The San Francisco Chronicle had an article February 16, 2012 titled “Interracial marriages a record 1 in 12, study says”. With data, census records, topics of identity, it was right up my alley.
It cited a study by the Pew Research Center a few years ago showing 8.4% of marriages are interracial compared to 3.2% in 1980. The West Coast leads the trend as usual, perhaps because of its greater racial diversity, with 20% of marriages being interracial. It didn’t specify if the bride or groom was already multiracial. In 2010, 15% of new marriages were interracial so the trend is rising.
This is not a new type of trend. When I look at my own family I see this melting pot. We no longer live in isolated towns, common in centuries past. My great-great grandparents were from Genoa. Their daughter married my great grandfather who was also Italian, but from a different region. Their son married my grandmother who was Irish not Italian, but was also European and Catholic. Their daughter, my mother, married my father who was not Catholic nor Irish-Italian, but was also white and Christian. My generation is, I would argue, statistically poised to marry across racial and religious lines.

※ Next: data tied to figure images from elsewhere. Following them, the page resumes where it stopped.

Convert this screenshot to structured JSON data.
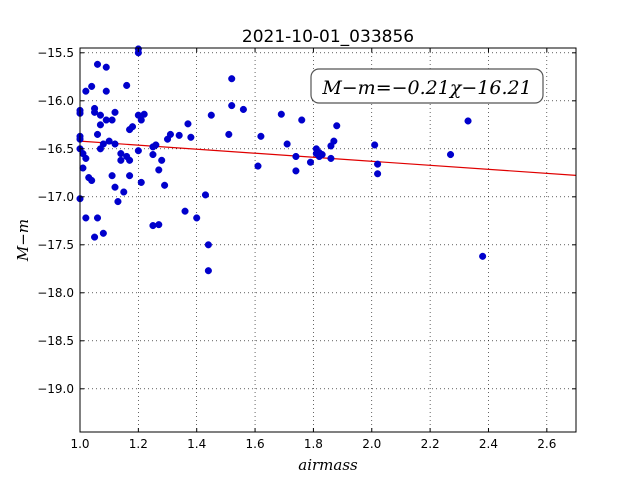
{
  "chart_data": {
    "type": "scatter",
    "title": "2021-10-01_033856",
    "xlabel": "airmass",
    "ylabel": "M−m",
    "xlim": [
      1.0,
      2.7
    ],
    "ylim": [
      -19.45,
      -15.45
    ],
    "y_inverted": true,
    "grid": true,
    "grid_style": "dotted",
    "x_ticks": [
      "1.0",
      "1.2",
      "1.4",
      "1.6",
      "1.8",
      "2.0",
      "2.2",
      "2.4",
      "2.6"
    ],
    "x_tick_values": [
      1.0,
      1.2,
      1.4,
      1.6,
      1.8,
      2.0,
      2.2,
      2.4,
      2.6
    ],
    "y_ticks": [
      "−15.5",
      "−16.0",
      "−16.5",
      "−17.0",
      "−17.5",
      "−18.0",
      "−18.5",
      "−19.0"
    ],
    "y_tick_values": [
      -15.5,
      -16.0,
      -16.5,
      -17.0,
      -17.5,
      -18.0,
      -18.5,
      -19.0
    ],
    "annotation": "M−m=−0.21χ−16.21",
    "annotation_position": "top-right",
    "fit": {
      "slope": -0.21,
      "intercept": -16.21,
      "color": "#e00000"
    },
    "marker_color": "#0000cc",
    "points": [
      [
        1.0,
        -16.13
      ],
      [
        1.0,
        -16.4
      ],
      [
        1.0,
        -16.37
      ],
      [
        1.0,
        -16.1
      ],
      [
        1.0,
        -16.5
      ],
      [
        1.0,
        -17.02
      ],
      [
        1.01,
        -16.7
      ],
      [
        1.01,
        -16.55
      ],
      [
        1.02,
        -15.9
      ],
      [
        1.02,
        -16.6
      ],
      [
        1.02,
        -17.22
      ],
      [
        1.03,
        -16.8
      ],
      [
        1.04,
        -16.83
      ],
      [
        1.04,
        -15.85
      ],
      [
        1.05,
        -16.08
      ],
      [
        1.05,
        -16.12
      ],
      [
        1.05,
        -17.42
      ],
      [
        1.06,
        -16.35
      ],
      [
        1.06,
        -17.22
      ],
      [
        1.06,
        -15.62
      ],
      [
        1.07,
        -16.5
      ],
      [
        1.07,
        -16.15
      ],
      [
        1.07,
        -16.25
      ],
      [
        1.08,
        -16.45
      ],
      [
        1.08,
        -17.38
      ],
      [
        1.09,
        -15.9
      ],
      [
        1.09,
        -15.65
      ],
      [
        1.09,
        -16.2
      ],
      [
        1.1,
        -16.42
      ],
      [
        1.11,
        -16.2
      ],
      [
        1.11,
        -16.78
      ],
      [
        1.12,
        -16.45
      ],
      [
        1.12,
        -16.12
      ],
      [
        1.12,
        -16.9
      ],
      [
        1.13,
        -17.05
      ],
      [
        1.14,
        -16.55
      ],
      [
        1.14,
        -16.62
      ],
      [
        1.15,
        -16.95
      ],
      [
        1.16,
        -15.84
      ],
      [
        1.16,
        -16.58
      ],
      [
        1.17,
        -16.62
      ],
      [
        1.17,
        -16.3
      ],
      [
        1.17,
        -16.78
      ],
      [
        1.18,
        -16.27
      ],
      [
        1.2,
        -15.46
      ],
      [
        1.2,
        -15.5
      ],
      [
        1.2,
        -16.52
      ],
      [
        1.2,
        -16.15
      ],
      [
        1.21,
        -16.2
      ],
      [
        1.21,
        -16.85
      ],
      [
        1.22,
        -16.14
      ],
      [
        1.25,
        -16.56
      ],
      [
        1.25,
        -16.48
      ],
      [
        1.25,
        -17.3
      ],
      [
        1.26,
        -16.46
      ],
      [
        1.27,
        -17.29
      ],
      [
        1.27,
        -16.72
      ],
      [
        1.28,
        -16.62
      ],
      [
        1.29,
        -16.88
      ],
      [
        1.3,
        -16.4
      ],
      [
        1.31,
        -16.35
      ],
      [
        1.34,
        -16.36
      ],
      [
        1.36,
        -17.15
      ],
      [
        1.37,
        -16.24
      ],
      [
        1.38,
        -16.38
      ],
      [
        1.4,
        -17.22
      ],
      [
        1.43,
        -16.98
      ],
      [
        1.44,
        -17.5
      ],
      [
        1.44,
        -17.77
      ],
      [
        1.45,
        -16.15
      ],
      [
        1.51,
        -16.35
      ],
      [
        1.52,
        -15.77
      ],
      [
        1.52,
        -16.05
      ],
      [
        1.56,
        -16.09
      ],
      [
        1.61,
        -16.68
      ],
      [
        1.62,
        -16.37
      ],
      [
        1.69,
        -16.14
      ],
      [
        1.71,
        -16.45
      ],
      [
        1.74,
        -16.58
      ],
      [
        1.74,
        -16.73
      ],
      [
        1.76,
        -16.2
      ],
      [
        1.79,
        -16.64
      ],
      [
        1.81,
        -16.5
      ],
      [
        1.81,
        -16.55
      ],
      [
        1.82,
        -16.54
      ],
      [
        1.82,
        -16.58
      ],
      [
        1.83,
        -16.56
      ],
      [
        1.86,
        -16.6
      ],
      [
        1.86,
        -16.47
      ],
      [
        1.87,
        -16.42
      ],
      [
        1.88,
        -16.26
      ],
      [
        2.01,
        -16.46
      ],
      [
        2.02,
        -16.76
      ],
      [
        2.02,
        -16.66
      ],
      [
        2.27,
        -16.56
      ],
      [
        2.33,
        -16.21
      ],
      [
        2.38,
        -17.62
      ]
    ]
  }
}
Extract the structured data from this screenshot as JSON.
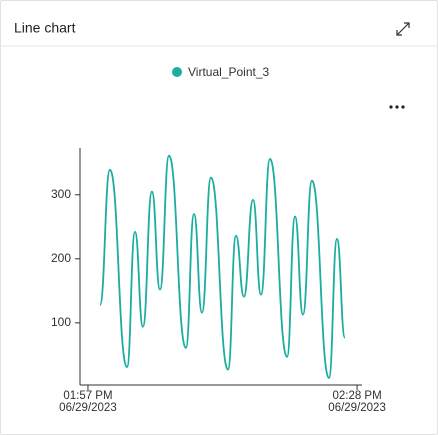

Of course people have married outside these lines already, but my point is there is a loosening of ethnic imperatives in America. Not to pretend we have been on a constant trajectory toward freedom and equality, but we have a few centuries now to see how coupling has played out long term. So to those who think this is a bad thing, your ancestors would likely be furious at whom you married, for not conforming to their concept of a suitable partner.
Interracial marriage was illegal in many states until 1967 with the civil rights case of Loving v. Virginia.
It is estimated that the majority of Americans by 2050 will not be pure white. (Of course the fear before was that the majority might not be pure Anglo, which came to pass decades ago.) So we better develop some agile perspective on multiculturalism soon. Ignorance of racial dominance and hatred can’t be ignored. I see the refusal to challenge racism as a precursor to political or other confrontations on a national scale given the changing demographics. Let me reiterate that we are not bound to a trajectory towards freedom and equality; it must be a conscious effort.
The same article above also mentioned that 63% of those surveyed said it “would be fine” for a family member to marry outside their race. Is race what might be used to maintain ones cultural values? Phenotype is only part of who we are.